Genus:Galium verum
Pronunciation: (GAY-lee-um VEER-um)
Family: Rubiaceae
Hardy perennial herb
Each summer, on a sunny morning in late July, a friend of mine drives out into the country. Parking at the edge of a gravel road that parallels the multilane parkway, she takes only a few steps up the embankment to a sea of bright yellow, honey-scented froth–a thriving patch of Our-Lady’s bedstraw at the peak of bloom. With a pair of scissors that she keeps in the car for just this purpose, she cuts a few sprays to brighten her apartment. My friend’s annual ritual demonstrates just one of the ways that people have celebrated this beautiful and useful herb.
The genus Galium comprises some 400 species of annual and perennial herbs found nearly worldwide. Our-Lady’s bedstraw (G. verum), also called yellow bedstraw, is native to Europe and Asia but is naturalized throughout much of North America. It is a perennial herb with creeping stolons and 3-foot-long erect, trailing, or sprawling stems that may be four-angled like those of mints or rounded. These are branched, often woody at the base, and usually covered with minute hairs. The leaves are shiny, needlelike (about 1/2 inch long), and borne in whorls of six to twelve. They are hairy on top and closely covered with minute hairs below.
The plant’s dense clusters of tiny, four-lobed tubular flowers blossom in midsummer. Occasionally, bedstraws with looser clusters of odorless, lemon yellow flowers are found intermingled with this fragrant, bright-yellow-flowered form. Some botanists have assigned these plants to G. verum, but others consider them a subspecies (subsp. wirtgenii) or even a different species (G. wirtgenii).
Other members of the Rubiaceae (madder family), in addition to its namesake dye plant madder (Rubia tinctorum), include the coffee tree (Coffea arabica), cinchona tree (Cinchona spp., the source of quinine), and gardenia (Gardenia spp.). Herbal relatives in the genus Galium include sweet woodruff (G. odoratum), a handsome ground cover and the source of the essential flavoring for the German spring punch Maibowle, and cleavers (G. aparine), a weedy plant prized in some folk traditions as a diuretic and spring potherb.

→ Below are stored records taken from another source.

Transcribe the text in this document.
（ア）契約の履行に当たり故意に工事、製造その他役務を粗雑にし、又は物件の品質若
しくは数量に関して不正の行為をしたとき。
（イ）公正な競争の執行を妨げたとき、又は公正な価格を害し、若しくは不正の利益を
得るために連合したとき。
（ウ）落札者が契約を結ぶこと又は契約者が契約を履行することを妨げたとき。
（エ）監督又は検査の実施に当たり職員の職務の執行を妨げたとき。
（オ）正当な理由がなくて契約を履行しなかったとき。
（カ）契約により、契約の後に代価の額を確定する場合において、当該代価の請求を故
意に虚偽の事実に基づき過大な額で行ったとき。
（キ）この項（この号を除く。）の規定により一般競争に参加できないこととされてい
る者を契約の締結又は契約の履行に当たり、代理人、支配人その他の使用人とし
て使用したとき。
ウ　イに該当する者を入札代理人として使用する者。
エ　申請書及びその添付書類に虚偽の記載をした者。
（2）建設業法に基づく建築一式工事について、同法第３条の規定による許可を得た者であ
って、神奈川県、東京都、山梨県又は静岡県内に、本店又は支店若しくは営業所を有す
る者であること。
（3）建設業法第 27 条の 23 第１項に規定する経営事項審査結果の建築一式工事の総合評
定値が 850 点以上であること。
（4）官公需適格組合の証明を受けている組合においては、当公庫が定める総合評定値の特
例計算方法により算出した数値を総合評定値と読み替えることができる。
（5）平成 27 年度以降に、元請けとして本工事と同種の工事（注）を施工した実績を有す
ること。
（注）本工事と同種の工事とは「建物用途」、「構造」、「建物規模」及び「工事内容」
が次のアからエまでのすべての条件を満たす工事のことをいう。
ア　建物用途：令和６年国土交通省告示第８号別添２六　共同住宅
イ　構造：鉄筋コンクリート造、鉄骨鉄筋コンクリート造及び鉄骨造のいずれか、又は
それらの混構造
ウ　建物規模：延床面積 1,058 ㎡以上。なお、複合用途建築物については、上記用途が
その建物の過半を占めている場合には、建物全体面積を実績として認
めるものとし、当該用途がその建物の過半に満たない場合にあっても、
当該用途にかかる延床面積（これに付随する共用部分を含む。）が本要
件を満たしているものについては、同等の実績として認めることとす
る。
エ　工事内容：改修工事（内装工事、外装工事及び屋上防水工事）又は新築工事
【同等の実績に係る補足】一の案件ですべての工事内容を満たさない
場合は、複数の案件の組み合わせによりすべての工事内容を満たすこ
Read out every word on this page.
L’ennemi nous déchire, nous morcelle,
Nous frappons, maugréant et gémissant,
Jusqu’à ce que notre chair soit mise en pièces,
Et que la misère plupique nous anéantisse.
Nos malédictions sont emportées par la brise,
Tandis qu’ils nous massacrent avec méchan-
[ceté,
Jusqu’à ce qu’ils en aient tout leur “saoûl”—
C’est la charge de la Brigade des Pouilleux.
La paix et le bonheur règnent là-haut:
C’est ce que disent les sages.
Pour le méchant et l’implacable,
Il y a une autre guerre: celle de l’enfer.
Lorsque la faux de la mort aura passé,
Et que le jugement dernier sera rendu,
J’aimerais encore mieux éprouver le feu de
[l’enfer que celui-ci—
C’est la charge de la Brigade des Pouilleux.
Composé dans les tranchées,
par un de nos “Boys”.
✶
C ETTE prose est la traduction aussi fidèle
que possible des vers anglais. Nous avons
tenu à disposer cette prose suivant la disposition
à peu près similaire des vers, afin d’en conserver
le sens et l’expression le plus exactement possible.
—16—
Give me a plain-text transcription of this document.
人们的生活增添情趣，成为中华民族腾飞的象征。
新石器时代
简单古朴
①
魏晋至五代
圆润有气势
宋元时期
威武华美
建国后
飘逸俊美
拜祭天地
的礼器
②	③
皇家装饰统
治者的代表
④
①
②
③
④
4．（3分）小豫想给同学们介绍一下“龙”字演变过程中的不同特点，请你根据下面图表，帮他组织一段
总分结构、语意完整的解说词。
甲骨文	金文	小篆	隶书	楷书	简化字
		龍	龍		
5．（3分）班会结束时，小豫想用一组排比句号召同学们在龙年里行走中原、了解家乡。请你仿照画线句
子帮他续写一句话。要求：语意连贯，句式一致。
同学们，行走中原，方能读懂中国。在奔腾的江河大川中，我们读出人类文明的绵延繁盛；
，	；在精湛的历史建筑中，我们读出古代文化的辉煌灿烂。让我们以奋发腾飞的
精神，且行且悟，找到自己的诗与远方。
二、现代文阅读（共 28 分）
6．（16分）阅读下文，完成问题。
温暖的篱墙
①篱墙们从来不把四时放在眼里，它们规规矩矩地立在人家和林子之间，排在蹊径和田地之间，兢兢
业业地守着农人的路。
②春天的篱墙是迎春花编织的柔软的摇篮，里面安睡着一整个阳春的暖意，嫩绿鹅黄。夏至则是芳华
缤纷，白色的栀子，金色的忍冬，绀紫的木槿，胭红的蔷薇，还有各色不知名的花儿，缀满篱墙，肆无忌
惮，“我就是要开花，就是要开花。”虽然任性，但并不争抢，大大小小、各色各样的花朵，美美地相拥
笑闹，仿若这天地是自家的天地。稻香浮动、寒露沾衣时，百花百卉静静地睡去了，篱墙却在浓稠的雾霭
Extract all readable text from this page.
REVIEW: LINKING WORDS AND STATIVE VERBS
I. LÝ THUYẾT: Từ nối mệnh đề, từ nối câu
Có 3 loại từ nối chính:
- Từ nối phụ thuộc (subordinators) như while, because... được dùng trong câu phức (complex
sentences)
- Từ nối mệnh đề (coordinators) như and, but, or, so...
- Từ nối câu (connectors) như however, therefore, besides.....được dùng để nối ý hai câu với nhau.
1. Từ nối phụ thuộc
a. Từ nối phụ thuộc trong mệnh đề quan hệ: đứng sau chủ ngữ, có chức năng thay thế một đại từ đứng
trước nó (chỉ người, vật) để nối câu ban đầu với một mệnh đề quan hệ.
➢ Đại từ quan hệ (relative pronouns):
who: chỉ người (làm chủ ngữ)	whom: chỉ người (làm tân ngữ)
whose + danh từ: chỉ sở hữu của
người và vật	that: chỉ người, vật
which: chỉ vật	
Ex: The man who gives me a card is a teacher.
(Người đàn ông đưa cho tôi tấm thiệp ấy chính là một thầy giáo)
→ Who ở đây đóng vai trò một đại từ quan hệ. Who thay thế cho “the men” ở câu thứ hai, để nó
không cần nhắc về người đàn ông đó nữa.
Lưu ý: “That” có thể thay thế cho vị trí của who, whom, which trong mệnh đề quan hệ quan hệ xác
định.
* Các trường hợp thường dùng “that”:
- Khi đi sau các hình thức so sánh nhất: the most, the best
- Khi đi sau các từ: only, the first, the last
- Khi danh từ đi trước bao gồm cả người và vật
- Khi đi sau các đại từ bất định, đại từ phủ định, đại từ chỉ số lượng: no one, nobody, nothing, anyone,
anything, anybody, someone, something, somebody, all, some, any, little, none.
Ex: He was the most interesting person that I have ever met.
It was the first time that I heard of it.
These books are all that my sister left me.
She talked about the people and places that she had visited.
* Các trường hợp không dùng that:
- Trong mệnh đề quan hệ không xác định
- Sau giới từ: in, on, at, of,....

Uses for Our-Lady’s Bedstraw
Like sweet woodruff, the tops of Our-Lady’s bedstraw are fragrant when dried because of the presence of coumarin, whose scent has been likened to vanilla or new-mown hay. The tops have traditionally been used to stuff mattresses; this practice may have given rise to the legend that the Virgin Mary lined the manger in Bethlehem with it, hence the common name Our-Lady’s bedstraw. To stuff pillows or mattresses with this herb, cut the tops in midsummer and dry them in the sun. You’ll need a lot. Don’t be surprised if they rustle when you turn over in bed.
Another common name, cheese rennet, comes from the use in cheese making of an extract of the tops, which contains an enzyme that curdles milk. The generic name, Galium, derived from the Greek gala, means “milk” (verum is Latin for “true”). Sometimes the bedstraw extract was mixed with calf rennet, a curdling agent derived from the fourth stomach of calves. An acidic beverage made by distilling the tops in water dates at least to the seventeenth century.
The tops also yield a yellow dye that has been used to color butter, wool and silk yarn, women’s hair (in fifteenth-century England), and cheese, especially English Cheshire cheese. Like those of madder, the roots of Our-Lady’s bedstraw yield a red dye; using alum as a mordant creates coral, while chrome brings on a brick red. Those who believed in Doctrine of Signatures, according to which the appearance of an herb revealed its use, concluded that the red dye meant that the herb was good for stopping bleeding.
The first-century Greek physician Dioscorides prescribed an ointment of bedstraw to treat burns, and the seventeenth-century English herbalist Culpeper found it useful for treating children’s skin disorders.
Folk practitioners have recommended the use of Our-Lady’s bedstraw in a footbath or as a tea to be used as a diuretic, laxative, or treatment for epilepsy. No scientific studies support those uses, however, and Our-Lady’s bedstraw today is known principally as a pretty landscape plant.
Growing Our-Lady’s Bedstraw
Unlike the shade-loving sweet woodruff, Our-Lady’s bedstraw thrives in bright sunshine and tolerates dry soil. It is hardy in Zones 3 to 8.
To counter its invasive tendencies, plant this herb in a bottomless pot or in a spot where it won’t matter if it spreads. If it tends to flop, you can prop it up with twiggy prunings or enclose it in a peony hoop. Fresh seeds germinate more readily than those that have been dried and stored. You can easily increase your stock by dividing established plants in spring or early fall.